Кошмарные сны уже несколько часов как завершили ночной обход. Никто больше не мечется, никто не стонет. Даже страдающие бессонницей угомонились. Двадцать беспокойных тел отдыхают, и лица, постаревшие от голода, горя и тревог, расслабились, обнажившись в трогательной красоте юности. Никому из обитательниц барака C не исполнилось двадцати одного года, но все они уже осиротели.
Они прижимаются щеками к маленьким подушкам военного образца, пропахшим дезинфекцией. У этих подушек, ставших плоскими и твердыми от долгой службы под куда более тяжелыми головами, нет ничего общего с облачками гусиного пуха, на которых так сладко спалось в детстве. И все-таки девушки уютно зарываются в них, обнимают, как плюшевых медвежат. В других бараках подушек им не давали. Скоту подушек не полагается.
Британцы построили Атлит в 1938 году для размещения собственных войск. Лагерь ничем не выделялся среди прочих баз, ангаров и складов, возведенных на прибрежных равнинах в нескольких милях к югу от Хайфы. Но в конце Второй мировой войны евреи из Европы, нарушая международные соглашения, хлынули на историческую родину, и получить документы на въезд в Палестину стало делом весьма затруднительным. Так Атлит превратился в тюрьму, или, на языке приказов, в «место временного пребывания» беженцев, не раздобывших нужных бумаг. Британцы арестовывали «нелегальных мигрантов» тысячами, большую часть отправляли в Атлит, хотя и быстро отпускали – как мелкую рыбешку.
Выглядел этот окруженный зарослями сорняков и картофельными полями клочок земли, на котором теснились деревянные бараки и хозяйственные постройки, вполне мирно. Но неласково встречал он тех, кто, чудом избежав «окончательного решения еврейского вопроса», снова вынужден был смотреть на мир из-за колючей проволоки. Точнее, из-за трех рядов колючей проволоки, испещривших небо замысловатыми и грозными письменами.
Менее чем в полумиле к западу от Атлита о скалистый берег бьются волны Средиземного моря. Когда прибой высок, слышно, как шуршат и вздыхают камни. На востоке тянутся к небу предгорья Кармеля, оправдывая свое название Керем-Эль – Божий виноградник. Иногда в отдалении можно различить огни поселка, но сейчас там все уже спят.
В горах прохладно, но в Атлите жарко и влажно. Прожекторы над лагерем гудят и мерцают в сыром воздухе, тяжелом, как одеяло. Все замерло. Даже часовые на вышках, разомлевшие от жары и убаюканные тишиной, храпят, как и те, кого они караулят.
Этот предрассветный час – не время для политики, не время для сожалений, ожиданий и проволочек. Они вернутся вместе с солнцем. Ожидание во сто крат хуже жары. Все, кто заперт в Атлите, ждут ответа на один и тот же вопрос: когда я выйду отсюда, когда с прошлым будет покончено?

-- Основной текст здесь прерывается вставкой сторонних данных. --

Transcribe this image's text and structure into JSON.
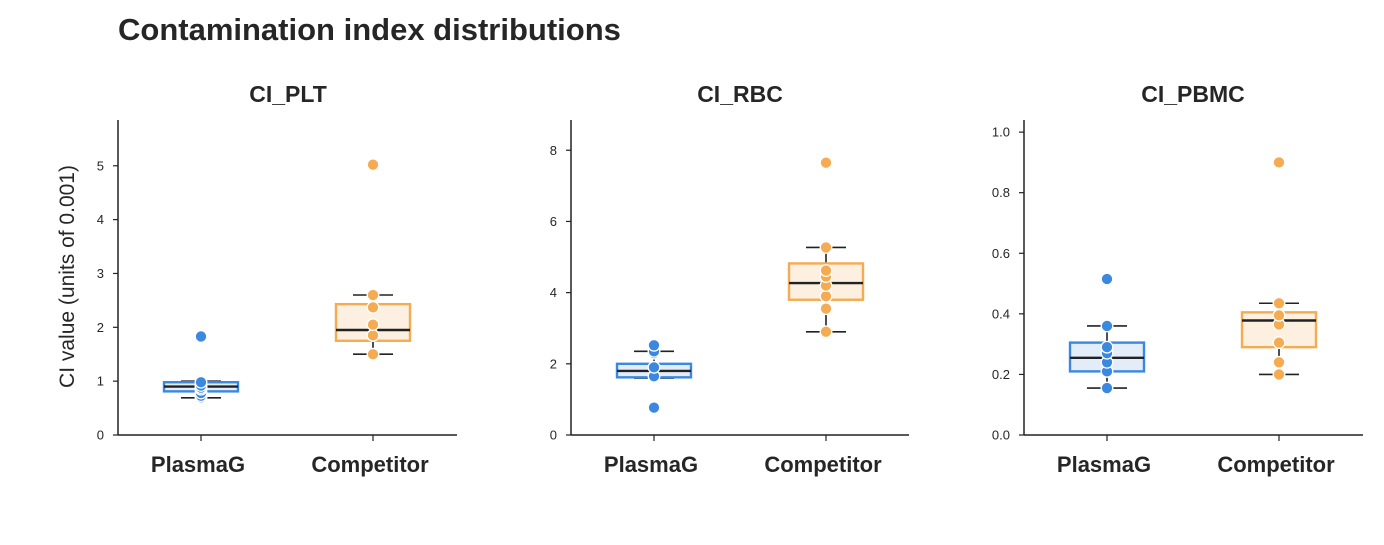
{
  "title": "Contamination index distributions",
  "colors": {
    "PlasmaG": "#3b88e0",
    "Competitor": "#f5ab52",
    "PlasmaG_fill": "#e2edf9",
    "Competitor_fill": "#fdf0e1"
  },
  "chart_data": [
    {
      "type": "box",
      "title": "CI_PLT",
      "ylabel": "CI value (units of 0.001)",
      "categories": [
        "PlasmaG",
        "Competitor"
      ],
      "ylim": [
        0,
        5.85
      ],
      "yticks": [
        0,
        1,
        2,
        3,
        4,
        5
      ],
      "yticklabels": [
        "0",
        "1",
        "2",
        "3",
        "4",
        "5"
      ],
      "boxes": [
        {
          "name": "PlasmaG",
          "q1": 0.81,
          "median": 0.9,
          "q3": 0.98,
          "whisker_low": 0.69,
          "whisker_high": 1.0,
          "points": [
            0.7,
            0.73,
            0.78,
            0.85,
            0.88,
            0.92,
            0.98,
            1.83
          ]
        },
        {
          "name": "Competitor",
          "q1": 1.75,
          "median": 1.95,
          "q3": 2.43,
          "whisker_low": 1.5,
          "whisker_high": 2.6,
          "points": [
            1.5,
            1.85,
            2.05,
            2.37,
            2.6,
            5.02
          ]
        }
      ]
    },
    {
      "type": "box",
      "title": "CI_RBC",
      "ylabel": "",
      "categories": [
        "PlasmaG",
        "Competitor"
      ],
      "ylim": [
        0,
        8.85
      ],
      "yticks": [
        0,
        2,
        4,
        6,
        8
      ],
      "yticklabels": [
        "0",
        "2",
        "4",
        "6",
        "8"
      ],
      "boxes": [
        {
          "name": "PlasmaG",
          "q1": 1.62,
          "median": 1.8,
          "q3": 2.0,
          "whisker_low": 1.6,
          "whisker_high": 2.35,
          "points": [
            0.77,
            1.65,
            1.9,
            2.3,
            2.35,
            2.52
          ]
        },
        {
          "name": "Competitor",
          "q1": 3.8,
          "median": 4.27,
          "q3": 4.82,
          "whisker_low": 2.9,
          "whisker_high": 5.27,
          "points": [
            2.9,
            3.55,
            3.9,
            4.2,
            4.45,
            4.62,
            5.27,
            7.65
          ]
        }
      ]
    },
    {
      "type": "box",
      "title": "CI_PBMC",
      "ylabel": "",
      "categories": [
        "PlasmaG",
        "Competitor"
      ],
      "ylim": [
        0,
        1.04
      ],
      "yticks": [
        0,
        0.2,
        0.4,
        0.6,
        0.8,
        1.0
      ],
      "yticklabels": [
        "0.0",
        "0.2",
        "0.4",
        "0.6",
        "0.8",
        "1.0"
      ],
      "boxes": [
        {
          "name": "PlasmaG",
          "q1": 0.21,
          "median": 0.255,
          "q3": 0.305,
          "whisker_low": 0.155,
          "whisker_high": 0.36,
          "points": [
            0.155,
            0.21,
            0.24,
            0.27,
            0.29,
            0.36,
            0.515
          ]
        },
        {
          "name": "Competitor",
          "q1": 0.29,
          "median": 0.378,
          "q3": 0.405,
          "whisker_low": 0.2,
          "whisker_high": 0.435,
          "points": [
            0.2,
            0.24,
            0.305,
            0.365,
            0.395,
            0.435,
            0.9
          ]
        }
      ]
    }
  ]
}
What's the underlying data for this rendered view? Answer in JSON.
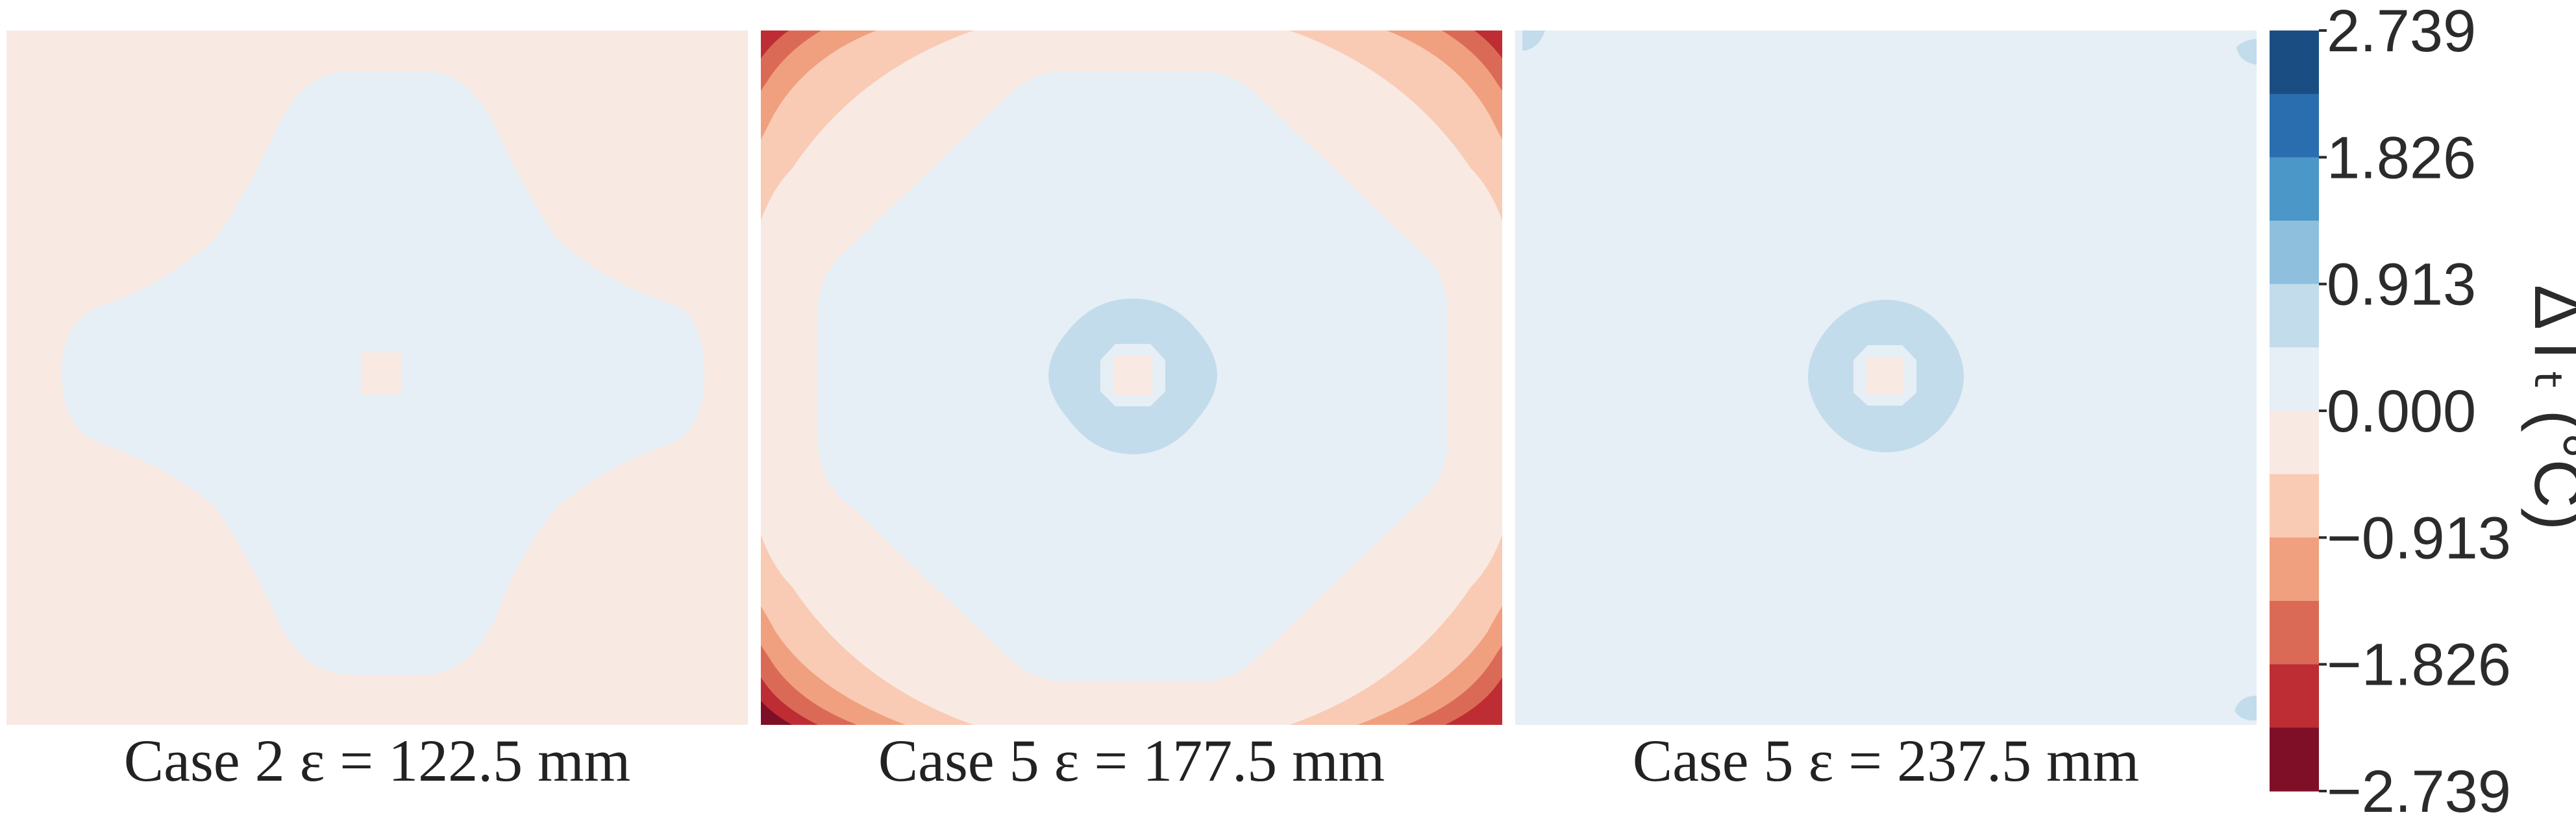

Сейчас в Атлите 170 арестантов, а женщин среди них меньше семидесяти. То же соотношение на дорогах Польши и Германии, Франции и Италии, где царят хаос и неразбериха, то же – в лагерях для перемещенных лиц и на вокзалах, в очередях за водой, документами, ботинками, новостями. То же – на утлых скрипучих суденышках, тайно переправляющих в Палестину тех, кто уцелел.
Ничего удивительного в этой арифметике нет. Нацисты подсчитали, что живые мужчины приносят больше пользы, чем мертвые, пусть ненамного, пусть недолго. Поэтому женщин убивали быстрее.
В бараке C рифленая крыша отдает последнее тепло вчерашнего солнца блузкам и юбкам, что привидениями белеют под стропилами. Там же висят джутовые мешки, набитые разного рода спасенными сокровищами: фотоальбомами, книгами, подсвечниками, деревянной посудой, сломанными игрушками, скатертями – милым сердцу хламом.
Вдоль голой дощатой стены – неровный ряд узких коек. На полу валяются тонкие шерстяные одеяла, сброшенные во сне. В углу приткнулась пустая детская кроватка.
В пекарнях Хайфы, где поднимается хлеб, горят огни; булочники наливают себе кофе и закуривают. В кибуце среди сосен Кармеля молочники протирают глаза и натягивают башмаки.
Женщины Атлита спят. Ничто не нарушает их покой. Никто не замечает мягкого дуновения бриза, благословения последней, самой ласковой части суток.
Было бы гуманно продлить эту безмятежность и позволить им отдохнуть еще немного. Но темнота уже пропитана подступающим светом. Птицам остается только возвестить приход нового утра. Глаза начинают открываться.